File Format

GIF (.gif)

Legacy format supporting animation and indexed colour — largely superseded by WebP and APNG.

Extension
.gif
MIME Type
image/gif

Last updated

What Is a GIF File?

GIF (Graphics Interchange Format) was introduced by CompuServe in 1987. It uses lossless LZW compression but is limited to a palette of 256 colours per frame, making it unsuitable for photographs. Its enduring relevance comes from animation support.

Key Limitations

  • 256 colour limit — any image with more than 256 unique colours will show visible colour banding
  • No alpha transparency — GIF supports only 1-bit transparency (a pixel is either fully transparent or fully opaque — no partial transparency)
  • Large file size for animation — an animated GIF stores every frame as a full image; a 5-second animation at 24 fps can easily exceed 5 MB

When to Use GIF

The honest answer in 2024: almost never for new content.

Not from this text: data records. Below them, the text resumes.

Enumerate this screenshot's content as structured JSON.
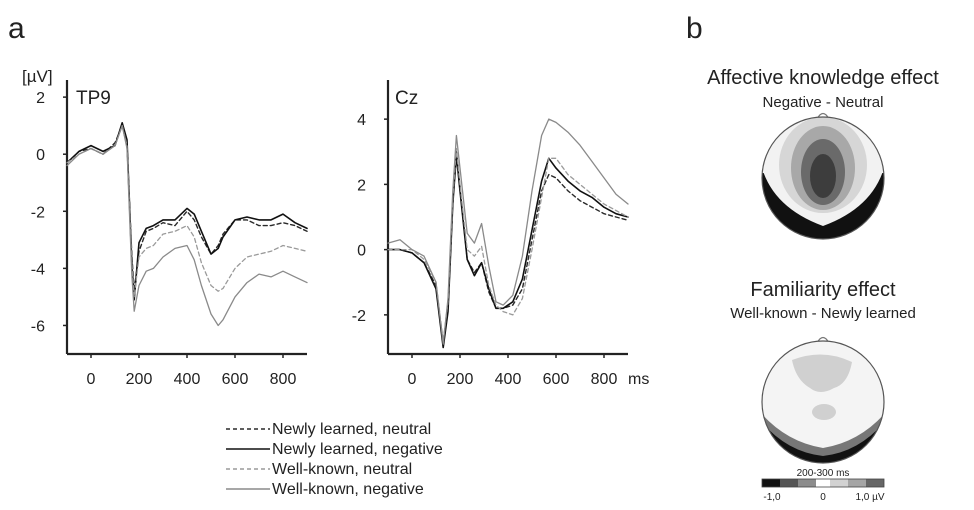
{
  "panel_labels": {
    "a": "a",
    "b": "b"
  },
  "colors": {
    "newly_neutral": "#2a2a2a",
    "newly_negative": "#111111",
    "well_neutral": "#9a9a9a",
    "well_negative": "#8a8a8a",
    "topo_neg_strong": "#111111",
    "topo_neg_mid": "#555555",
    "topo_neg_light": "#8c8c8c",
    "topo_zero": "#ffffff",
    "topo_pos_light": "#d2d2d2",
    "topo_pos_mid": "#a5a5a5",
    "topo_pos_strong": "#666666"
  },
  "legend": [
    {
      "label": "Newly learned, neutral",
      "style": "dashed",
      "color_key": "newly_neutral"
    },
    {
      "label": "Newly learned, negative",
      "style": "solid",
      "color_key": "newly_negative"
    },
    {
      "label": "Well-known, neutral",
      "style": "dashed",
      "color_key": "well_neutral"
    },
    {
      "label": "Well-known, negative",
      "style": "solid",
      "color_key": "well_negative"
    }
  ],
  "chart_data": [
    {
      "type": "line",
      "channel": "TP9",
      "ylabel": "[µV]",
      "xlim": [
        -100,
        900
      ],
      "ylim": [
        -7,
        2.6
      ],
      "xticks": [
        0,
        200,
        400,
        600,
        800
      ],
      "yticks": [
        2,
        0,
        -2,
        -4,
        -6
      ],
      "x": [
        -100,
        -50,
        0,
        50,
        100,
        130,
        150,
        170,
        180,
        200,
        230,
        260,
        300,
        350,
        400,
        430,
        460,
        500,
        530,
        550,
        600,
        650,
        700,
        750,
        800,
        850,
        900
      ],
      "series": [
        {
          "name": "Newly learned, neutral",
          "values": [
            -0.3,
            0.1,
            0.2,
            0.0,
            0.4,
            1.0,
            0.3,
            -3.5,
            -4.8,
            -3.4,
            -2.7,
            -2.6,
            -2.4,
            -2.5,
            -2.0,
            -2.3,
            -2.9,
            -3.5,
            -3.2,
            -2.8,
            -2.3,
            -2.3,
            -2.5,
            -2.5,
            -2.4,
            -2.5,
            -2.7
          ]
        },
        {
          "name": "Newly learned, negative",
          "values": [
            -0.3,
            0.1,
            0.3,
            0.1,
            0.3,
            1.1,
            0.5,
            -3.8,
            -5.1,
            -3.1,
            -2.6,
            -2.5,
            -2.3,
            -2.3,
            -1.9,
            -2.1,
            -2.7,
            -3.5,
            -3.3,
            -2.9,
            -2.3,
            -2.2,
            -2.3,
            -2.3,
            -2.1,
            -2.4,
            -2.6
          ]
        },
        {
          "name": "Well-known, neutral",
          "values": [
            -0.3,
            0.0,
            0.2,
            0.0,
            0.3,
            1.0,
            0.3,
            -3.8,
            -5.0,
            -3.6,
            -3.3,
            -3.2,
            -2.8,
            -2.7,
            -2.5,
            -2.9,
            -3.8,
            -4.6,
            -4.8,
            -4.7,
            -4.0,
            -3.6,
            -3.5,
            -3.4,
            -3.2,
            -3.3,
            -3.4
          ]
        },
        {
          "name": "Well-known, negative",
          "values": [
            -0.4,
            0.0,
            0.2,
            0.0,
            0.3,
            1.0,
            0.2,
            -4.2,
            -5.5,
            -4.6,
            -4.1,
            -4.0,
            -3.6,
            -3.3,
            -3.2,
            -3.7,
            -4.6,
            -5.6,
            -6.0,
            -5.8,
            -5.0,
            -4.5,
            -4.2,
            -4.3,
            -4.1,
            -4.3,
            -4.5
          ]
        }
      ]
    },
    {
      "type": "line",
      "channel": "Cz",
      "xunit": "ms",
      "xlim": [
        -100,
        900
      ],
      "ylim": [
        -3.2,
        5.2
      ],
      "xticks": [
        0,
        200,
        400,
        600,
        800
      ],
      "yticks": [
        4,
        2,
        0,
        -2
      ],
      "x": [
        -100,
        -50,
        0,
        50,
        100,
        130,
        150,
        170,
        185,
        200,
        230,
        260,
        290,
        320,
        350,
        380,
        420,
        460,
        500,
        540,
        570,
        600,
        650,
        700,
        750,
        800,
        850,
        900
      ],
      "series": [
        {
          "name": "Newly learned, neutral",
          "values": [
            0.0,
            0.0,
            -0.1,
            -0.4,
            -1.1,
            -2.9,
            -1.8,
            1.5,
            3.0,
            1.9,
            -0.3,
            -0.7,
            -0.4,
            -1.3,
            -1.8,
            -1.8,
            -1.7,
            -1.2,
            0.3,
            1.8,
            2.3,
            2.2,
            1.8,
            1.5,
            1.3,
            1.1,
            1.0,
            0.9
          ]
        },
        {
          "name": "Newly learned, negative",
          "values": [
            0.0,
            0.0,
            -0.1,
            -0.4,
            -1.2,
            -3.0,
            -1.9,
            1.4,
            2.9,
            1.8,
            -0.3,
            -0.8,
            -0.4,
            -1.2,
            -1.8,
            -1.8,
            -1.6,
            -0.9,
            0.6,
            2.1,
            2.8,
            2.5,
            2.1,
            1.8,
            1.6,
            1.3,
            1.1,
            1.0
          ]
        },
        {
          "name": "Well-known, neutral",
          "values": [
            0.0,
            0.0,
            0.0,
            -0.3,
            -1.0,
            -2.8,
            -1.6,
            1.6,
            3.1,
            2.0,
            0.0,
            -0.2,
            0.1,
            -1.1,
            -1.7,
            -1.9,
            -2.0,
            -1.5,
            0.0,
            1.6,
            2.8,
            2.8,
            2.3,
            2.0,
            1.7,
            1.4,
            1.2,
            1.0
          ]
        },
        {
          "name": "Well-known, negative",
          "values": [
            0.2,
            0.3,
            0.0,
            -0.2,
            -1.0,
            -2.9,
            -1.5,
            1.8,
            3.5,
            2.5,
            0.5,
            0.2,
            0.8,
            -0.5,
            -1.6,
            -1.7,
            -1.4,
            -0.2,
            1.8,
            3.5,
            4.0,
            3.9,
            3.6,
            3.2,
            2.7,
            2.2,
            1.7,
            1.4
          ]
        }
      ]
    }
  ],
  "topomaps": [
    {
      "title": "Affective knowledge effect",
      "subtitle": "Negative - Neutral",
      "window": "200-300 ms"
    },
    {
      "title": "Familiarity effect",
      "subtitle": "Well-known - Newly learned"
    }
  ],
  "colorbar": {
    "window": "200-300 ms",
    "ticks": [
      "-1,0",
      "0",
      "1,0 µV"
    ],
    "range": [
      -1.0,
      1.0
    ]
  }
}
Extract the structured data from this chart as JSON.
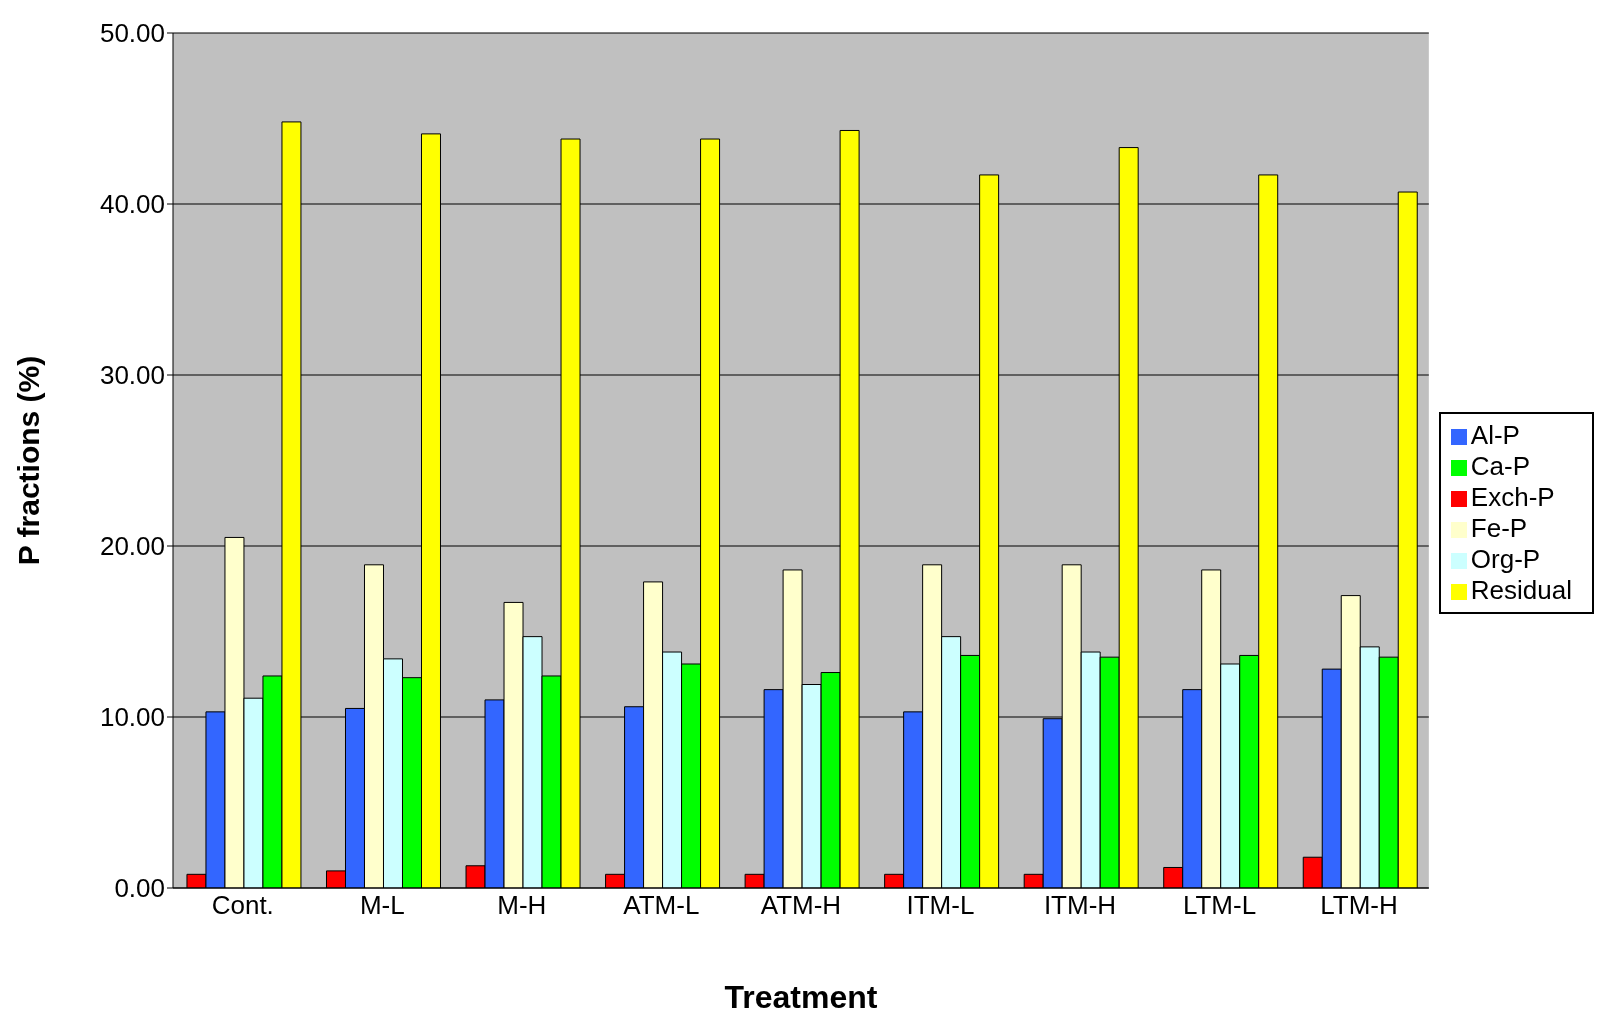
{
  "chart_data": {
    "type": "bar",
    "xlabel": "Treatment",
    "ylabel": "P fractions (%)",
    "categories": [
      "Cont.",
      "M-L",
      "M-H",
      "ATM-L",
      "ATM-H",
      "ITM-L",
      "ITM-H",
      "LTM-L",
      "LTM-H"
    ],
    "series": [
      {
        "name": "Exch-P",
        "color": "#ff0000",
        "values": [
          0.8,
          1.0,
          1.3,
          0.8,
          0.8,
          0.8,
          0.8,
          1.2,
          1.8
        ]
      },
      {
        "name": "Al-P",
        "color": "#3366ff",
        "values": [
          10.3,
          10.5,
          11.0,
          10.6,
          11.6,
          10.3,
          9.9,
          11.6,
          12.8
        ]
      },
      {
        "name": "Fe-P",
        "color": "#ffffcc",
        "values": [
          20.5,
          18.9,
          16.7,
          17.9,
          18.6,
          18.9,
          18.9,
          18.6,
          17.1
        ]
      },
      {
        "name": "Org-P",
        "color": "#ccffff",
        "values": [
          11.1,
          13.4,
          14.7,
          13.8,
          11.9,
          14.7,
          13.8,
          13.1,
          14.1
        ]
      },
      {
        "name": "Ca-P",
        "color": "#00ff00",
        "values": [
          12.4,
          12.3,
          12.4,
          13.1,
          12.6,
          13.6,
          13.5,
          13.6,
          13.5
        ]
      },
      {
        "name": "Residual",
        "color": "#ffff00",
        "values": [
          44.8,
          44.1,
          43.8,
          43.8,
          44.3,
          41.7,
          43.3,
          41.7,
          40.7
        ]
      }
    ],
    "ylim": [
      0,
      50
    ],
    "yticks": [
      {
        "value": 0,
        "label": "0.00"
      },
      {
        "value": 10,
        "label": "10.00"
      },
      {
        "value": 20,
        "label": "20.00"
      },
      {
        "value": 30,
        "label": "30.00"
      },
      {
        "value": 40,
        "label": "40.00"
      },
      {
        "value": 50,
        "label": "50.00"
      }
    ],
    "grid": "y",
    "legend": "right"
  }
}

  • Animation → Use WebP animation (25–35% smaller, full colour, alpha support) or MP4 video
  • Simple flat-colour graphics with transparency → Use PNG (lossless, full alpha)
  • Existing GIF content → Keep as-is if already embedded; convert to WebP if optimizing

GIF File Size Problem

A 480×270, 3-second animation at 15 fps stored as GIF: ~4–8 MB The same animation as WebP: ~600 KB–1.5 MB The same animation as MP4 (H.264): ~200–400 KB

GIFs are 5–20× larger than modern equivalents for animation.